# Need help getting my 2 cats to like eachother



## KingBullGod (Jan 25, 2009)

Hi,

I have 2 cats, both are male and castrated. The one is 4 years old, and the other is just 8 months old. None of the 2 cats have met an other cat face to face...

The younger cat lives in a very small balcony in my flat, and that's the reason I want him to move in. It's time for him to move in with the other cat. 

The older cat lives only in my room and has also access to my rooms balcony which is pretty big, so I assume that the limited living area would be a problem for the cats to get used to each other.

In the beginning, the older cat did not tolerate the newcomer at all, and was hissing almost immediatly. Now, there's no direct threat or hissing or such. I can now even have the 2 cats go loose in the room, although they are chasing each other, and "boxing" eachother (without claws). I thought this was a clear sign of improvement at first, but 2 months have passed now, and they are still chasing each other, and they don't seem to be able to relax when they are together.

I do not know what to do...

They young newcomer is full of energy, and want's to run and fight with the other cat mostly for fun, while the old cat never gives up protecting his area...

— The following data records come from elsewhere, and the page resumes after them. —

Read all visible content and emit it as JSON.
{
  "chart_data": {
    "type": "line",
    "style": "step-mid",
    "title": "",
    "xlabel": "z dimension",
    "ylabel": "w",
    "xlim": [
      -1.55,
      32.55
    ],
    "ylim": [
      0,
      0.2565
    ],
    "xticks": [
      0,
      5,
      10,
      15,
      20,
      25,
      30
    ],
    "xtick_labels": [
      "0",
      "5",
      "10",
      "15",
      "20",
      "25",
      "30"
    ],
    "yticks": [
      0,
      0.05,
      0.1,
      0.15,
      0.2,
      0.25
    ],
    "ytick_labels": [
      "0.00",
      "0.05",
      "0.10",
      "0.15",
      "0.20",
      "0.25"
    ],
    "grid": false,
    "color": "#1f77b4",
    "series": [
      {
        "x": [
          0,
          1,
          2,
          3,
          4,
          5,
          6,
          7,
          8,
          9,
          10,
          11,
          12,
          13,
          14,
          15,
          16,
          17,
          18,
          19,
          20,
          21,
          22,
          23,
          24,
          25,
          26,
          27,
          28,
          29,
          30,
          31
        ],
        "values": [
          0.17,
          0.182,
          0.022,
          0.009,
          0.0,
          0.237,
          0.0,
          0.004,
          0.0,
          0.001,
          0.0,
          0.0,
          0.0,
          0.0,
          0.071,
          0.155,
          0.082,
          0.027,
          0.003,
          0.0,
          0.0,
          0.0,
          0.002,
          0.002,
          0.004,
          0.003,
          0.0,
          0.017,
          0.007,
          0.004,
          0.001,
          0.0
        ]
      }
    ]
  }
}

I have tried a lot. Such as letting them smell and seeing each other frequently, letting them litter and eat together (both have their own litterbox and plate (this works quite fine), and more...


I would really appreciate some help here. I am desperate to get these cats like each other.

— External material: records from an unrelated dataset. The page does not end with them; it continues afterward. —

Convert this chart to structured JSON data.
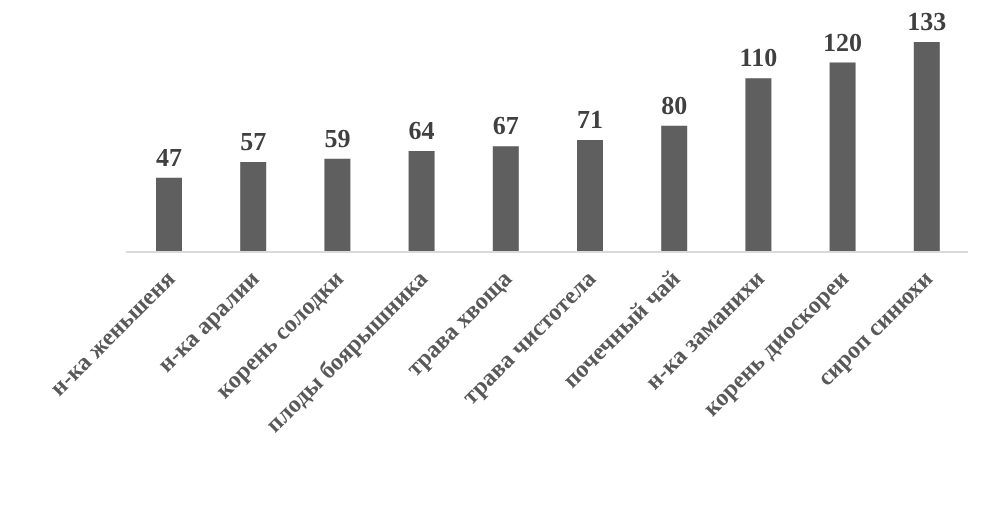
{
  "chart_data": {
    "type": "bar",
    "categories": [
      "н-ка женьшеня",
      "н-ка аралии",
      "корень солодки",
      "плоды боярышника",
      "трава хвоща",
      "трава чистотела",
      "почечный чай",
      "н-ка заманихи",
      "корень диоскореи",
      "сироп синюхи"
    ],
    "values": [
      47,
      57,
      59,
      64,
      67,
      71,
      80,
      110,
      120,
      133
    ],
    "color": "#5f5f5f",
    "data_labels": true,
    "grid": false,
    "legend": false
  }
}
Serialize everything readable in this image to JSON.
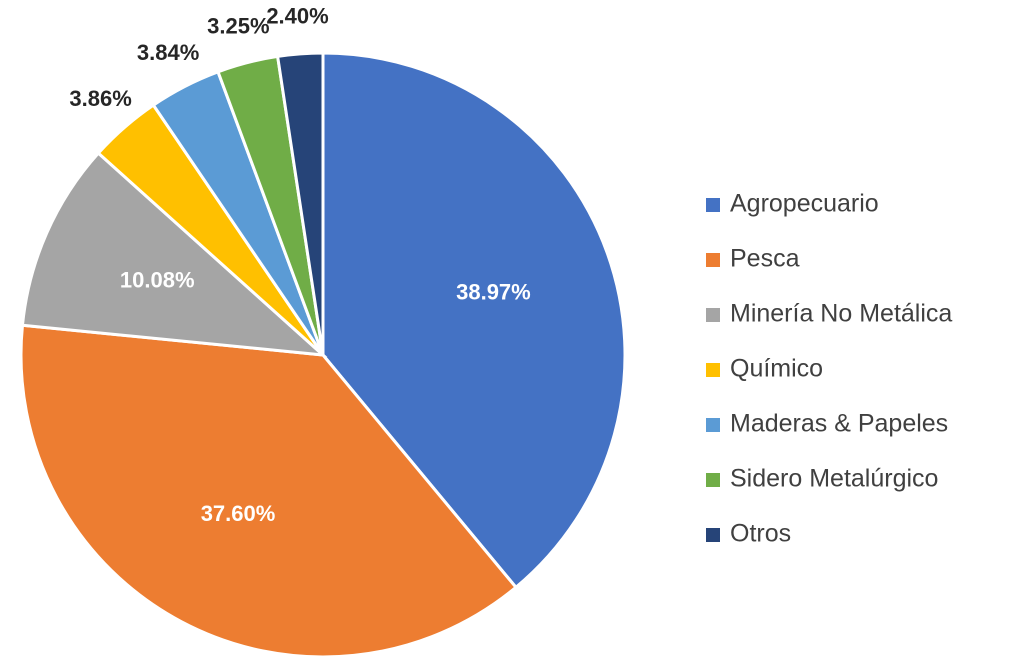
{
  "chart_data": {
    "type": "pie",
    "categories": [
      "Agropecuario",
      "Pesca",
      "Minería No Metálica",
      "Químico",
      "Maderas & Papeles",
      "Sidero Metalúrgico",
      "Otros"
    ],
    "values": [
      38.97,
      37.6,
      10.08,
      3.86,
      3.84,
      3.25,
      2.4
    ],
    "value_labels": [
      "38.97%",
      "37.60%",
      "10.08%",
      "3.86%",
      "3.84%",
      "3.25%",
      "2.40%"
    ],
    "colors": [
      "#4472c4",
      "#ed7d31",
      "#a5a5a5",
      "#ffc000",
      "#5b9bd5",
      "#70ad47",
      "#264478"
    ],
    "legend": "right"
  }
}
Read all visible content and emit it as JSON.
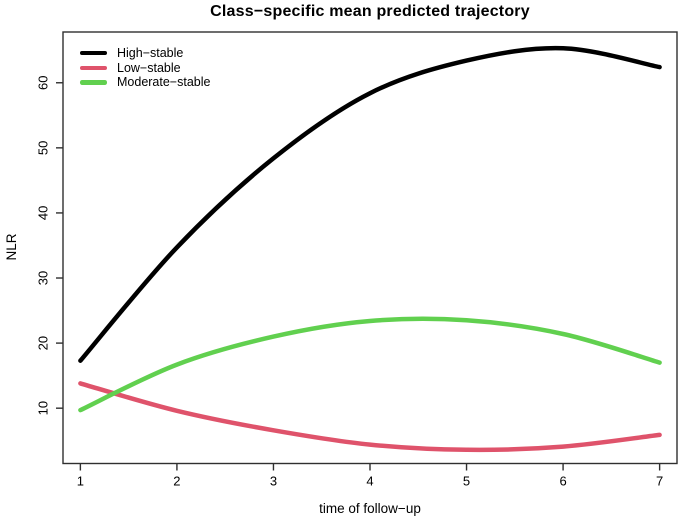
{
  "chart_data": {
    "type": "line",
    "title": "Class−specific mean predicted trajectory",
    "xlabel": "time of follow−up",
    "ylabel": "NLR",
    "x": [
      1,
      2,
      3,
      4,
      5,
      6,
      7
    ],
    "x_ticks": [
      "1",
      "2",
      "3",
      "4",
      "5",
      "6",
      "7"
    ],
    "y_ticks": [
      "10",
      "20",
      "30",
      "40",
      "50",
      "60"
    ],
    "xlim": [
      0.82,
      7.18
    ],
    "ylim": [
      1.5,
      67.8
    ],
    "grid": false,
    "legend_position": "top-left-inside",
    "line_width": 4.5,
    "axis_color": "#2f2f2f",
    "background_color": "#ffffff",
    "series": [
      {
        "name": "High−stable",
        "color": "#000000",
        "values": [
          17.3,
          34.7,
          48.4,
          58.4,
          63.4,
          65.3,
          62.4
        ]
      },
      {
        "name": "Low−stable",
        "color": "#DF536B",
        "values": [
          13.8,
          9.6,
          6.6,
          4.4,
          3.6,
          4.1,
          5.9
        ]
      },
      {
        "name": "Moderate−stable",
        "color": "#61D04F",
        "values": [
          9.7,
          16.7,
          21.0,
          23.4,
          23.5,
          21.4,
          17.0
        ]
      }
    ]
  }
}
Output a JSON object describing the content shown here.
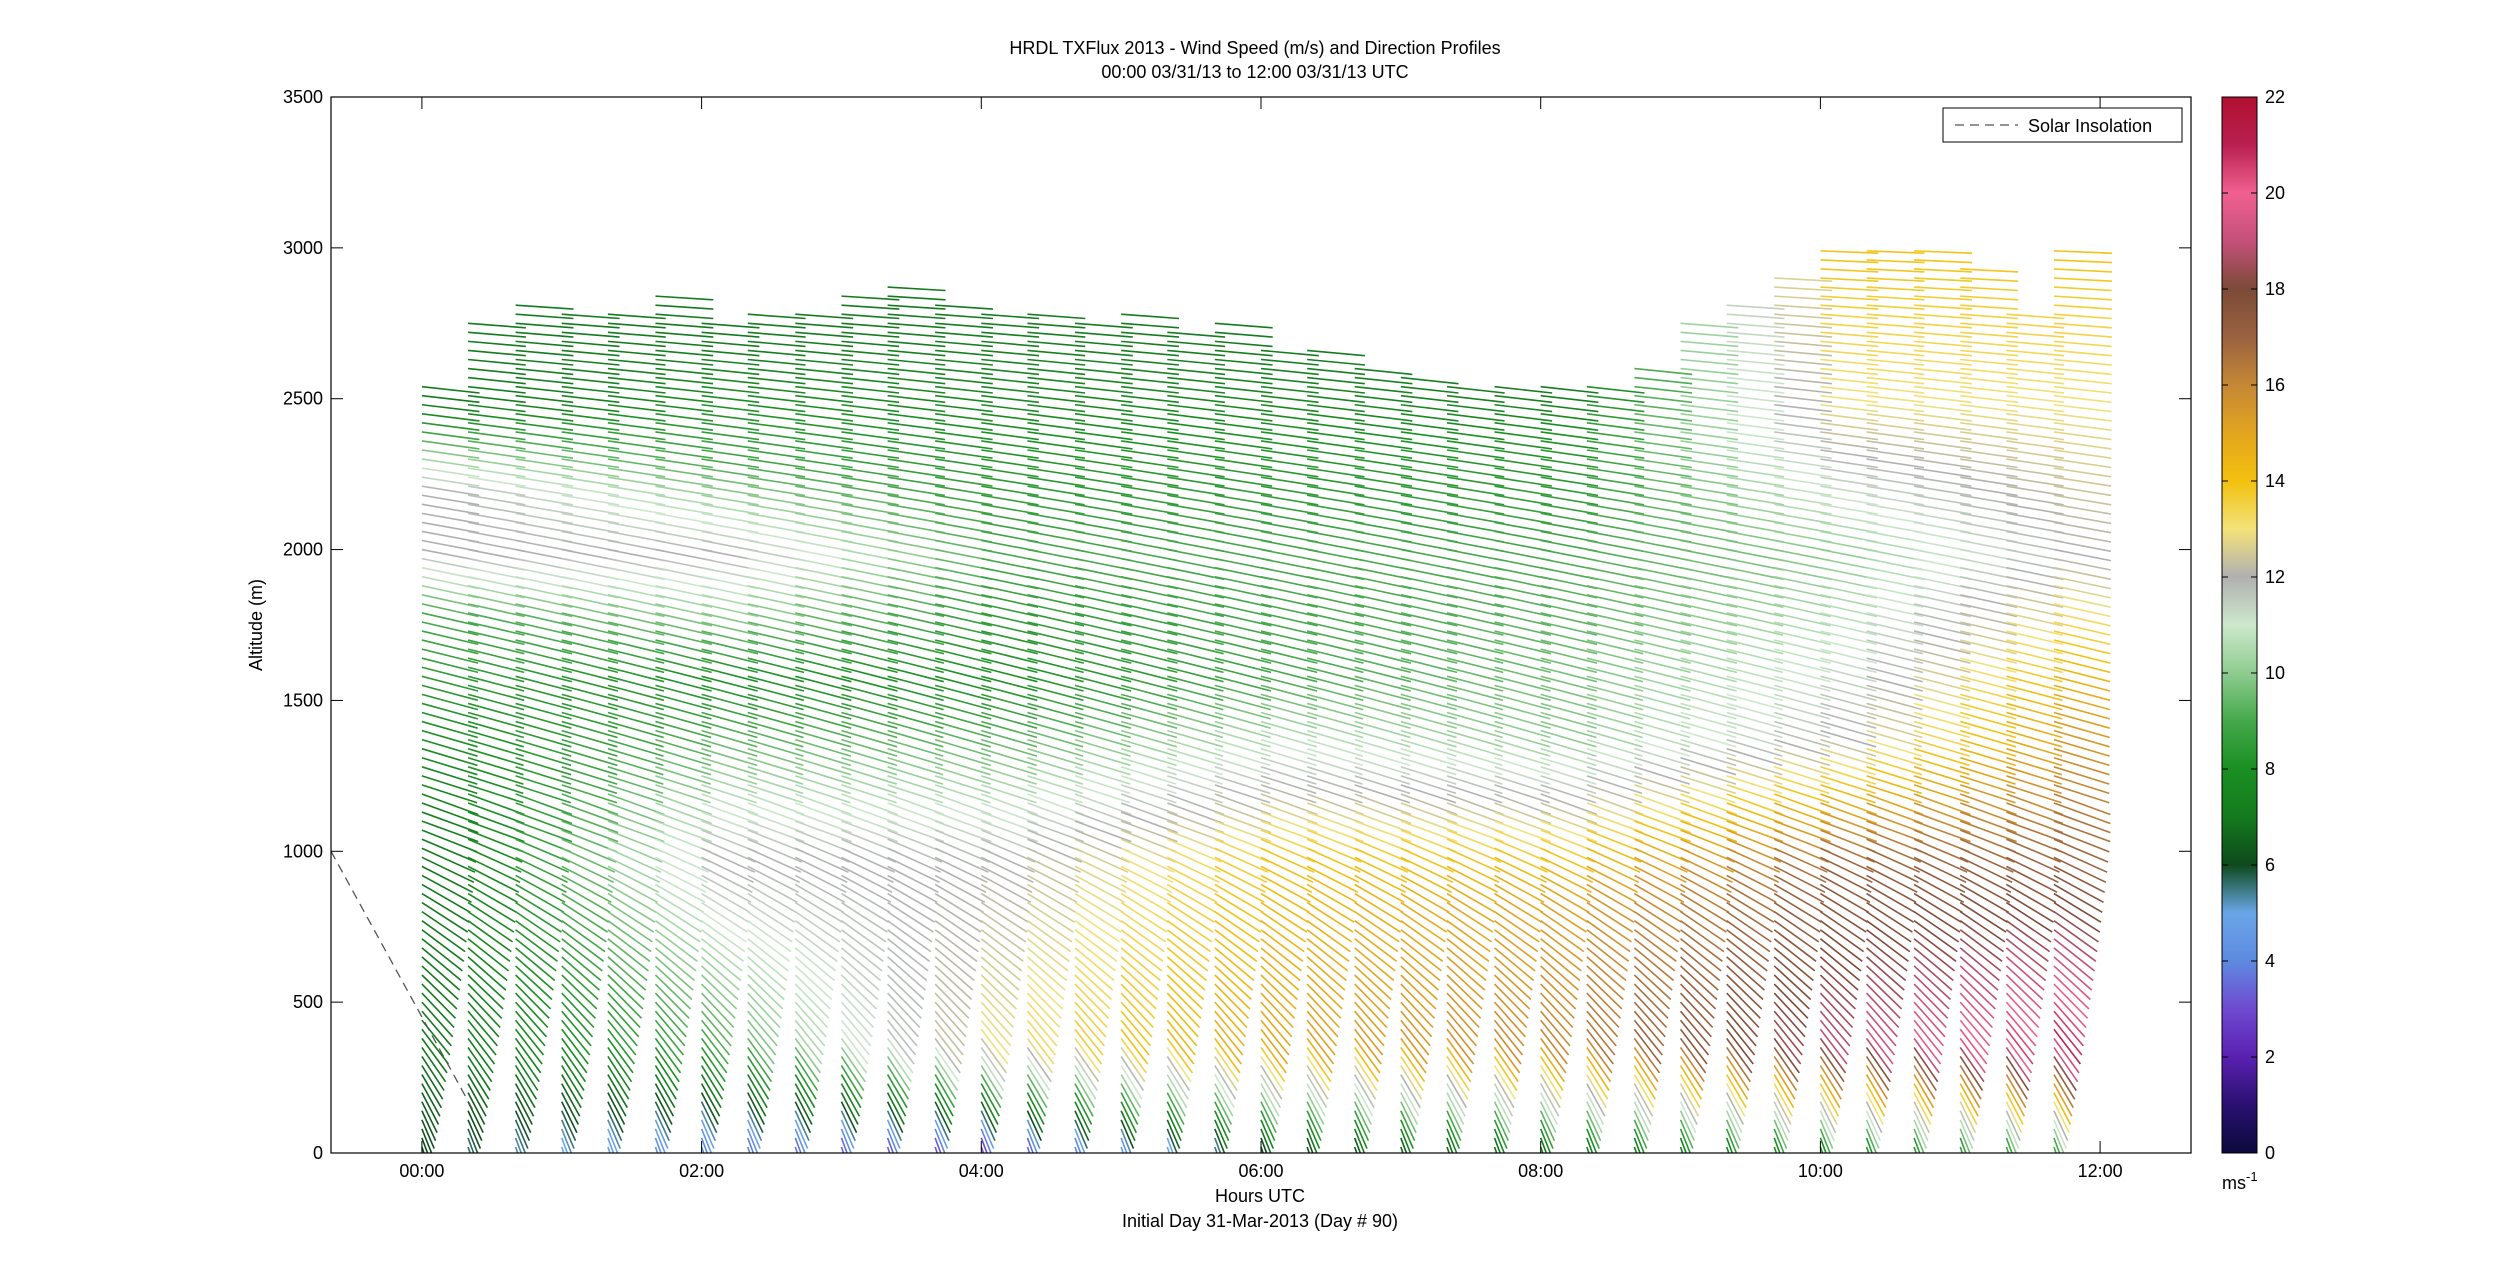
{
  "chart_data": {
    "type": "wind-barb-time-height",
    "title": "HRDL TXFlux 2013 - Wind Speed (m/s) and Direction Profiles",
    "subtitle": "00:00 03/31/13 to 12:00 03/31/13  UTC",
    "xlabel": "Hours UTC",
    "xlabel2": "Initial Day 31-Mar-2013 (Day # 90)",
    "ylabel": "Altitude (m)",
    "x_range_hours": [
      -0.65,
      12.65
    ],
    "ylim": [
      0,
      3500
    ],
    "x_ticks": [
      {
        "hour": 0,
        "label": "00:00"
      },
      {
        "hour": 2,
        "label": "02:00"
      },
      {
        "hour": 4,
        "label": "04:00"
      },
      {
        "hour": 6,
        "label": "06:00"
      },
      {
        "hour": 8,
        "label": "08:00"
      },
      {
        "hour": 10,
        "label": "10:00"
      },
      {
        "hour": 12,
        "label": "12:00"
      }
    ],
    "y_ticks": [
      0,
      500,
      1000,
      1500,
      2000,
      2500,
      3000,
      3500
    ],
    "legend": {
      "label": "Solar Insolation",
      "placement": "top-right",
      "line_style": "dashed",
      "line_color": "#555555"
    },
    "solar_insolation_line": {
      "x_hours": [
        -0.65,
        0.38
      ],
      "y": [
        1000,
        130
      ]
    },
    "colorbar": {
      "range": [
        0,
        22
      ],
      "ticks": [
        0,
        2,
        4,
        6,
        8,
        10,
        12,
        14,
        16,
        18,
        20,
        22
      ],
      "unit": "ms",
      "unit_exponent": "-1",
      "colors": [
        "#0a0a3c",
        "#2a1070",
        "#5a20b0",
        "#6f4ad0",
        "#5d8ae0",
        "#6aa6e6",
        "#0e4a1c",
        "#147a1e",
        "#1a8f22",
        "#45a84a",
        "#8fcc90",
        "#cde8cc",
        "#b0b0b0",
        "#f3e27a",
        "#f2c10e",
        "#e2a51e",
        "#c58736",
        "#9a6240",
        "#7c4a38",
        "#c4507a",
        "#f06090",
        "#b82050",
        "#b01030"
      ]
    },
    "profile_hours": [
      0.0,
      0.33,
      0.67,
      1.0,
      1.33,
      1.67,
      2.0,
      2.33,
      2.67,
      3.0,
      3.33,
      3.67,
      4.0,
      4.33,
      4.67,
      5.0,
      5.33,
      5.67,
      6.0,
      6.33,
      6.67,
      7.0,
      7.33,
      7.67,
      8.0,
      8.33,
      8.67,
      9.0,
      9.33,
      9.67,
      10.0,
      10.33,
      10.67,
      11.0,
      11.33,
      11.67
    ],
    "profile_tops_m": [
      2550,
      2770,
      2810,
      2800,
      2790,
      2860,
      2750,
      2800,
      2790,
      2850,
      2880,
      2820,
      2800,
      2780,
      2750,
      2800,
      2720,
      2750,
      2680,
      2680,
      2620,
      2580,
      2560,
      2550,
      2540,
      2560,
      2610,
      2750,
      2820,
      2900,
      3000,
      3000,
      3000,
      2950,
      2800,
      3000
    ],
    "wind_speed_profiles_ms": [
      {
        "hour": 0.0,
        "altitudes_m": [
          50,
          400,
          1000,
          1800,
          2000,
          2200,
          2500
        ],
        "speeds": [
          6,
          7,
          7,
          9,
          12,
          12,
          7
        ]
      },
      {
        "hour": 2.0,
        "altitudes_m": [
          50,
          400,
          1000,
          1600,
          2000,
          2300,
          2700
        ],
        "speeds": [
          4,
          9,
          12,
          8,
          12,
          9,
          7
        ]
      },
      {
        "hour": 4.0,
        "altitudes_m": [
          50,
          400,
          1000,
          1600,
          2000,
          2400,
          2800
        ],
        "speeds": [
          3,
          13,
          12,
          8,
          9,
          8,
          7
        ]
      },
      {
        "hour": 6.0,
        "altitudes_m": [
          50,
          400,
          1000,
          1600,
          2000,
          2400,
          2700
        ],
        "speeds": [
          6,
          15,
          14,
          9,
          9,
          8,
          7
        ]
      },
      {
        "hour": 8.0,
        "altitudes_m": [
          50,
          400,
          900,
          1400,
          2000,
          2400,
          2550
        ],
        "speeds": [
          7,
          16,
          15,
          10,
          9,
          8,
          7
        ]
      },
      {
        "hour": 10.0,
        "altitudes_m": [
          50,
          400,
          1000,
          1400,
          2000,
          2500,
          3000
        ],
        "speeds": [
          8,
          19,
          17,
          12,
          10,
          13,
          14
        ]
      },
      {
        "hour": 11.67,
        "altitudes_m": [
          50,
          400,
          1000,
          1500,
          2000,
          2500,
          3000
        ],
        "speeds": [
          9,
          21,
          17,
          15,
          12,
          13,
          14
        ]
      }
    ]
  }
}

Do I need to keep on trying or should I try or do something else?

Please help!

Thanks,
Chris


----------



## spid (Nov 4, 2008)

sounds like they are playing - my two still chase and play fight every day with each other and love each other loads. I'd just let them carry on and they will be fine.


----------



## KingBullGod (Jan 25, 2009)

spid said:


> sounds like they are playing ....


Nah, they younger cat might be playing, but the older one definetly doesn't. I need to make him accept the newcomer somehow....

Any ides?


----------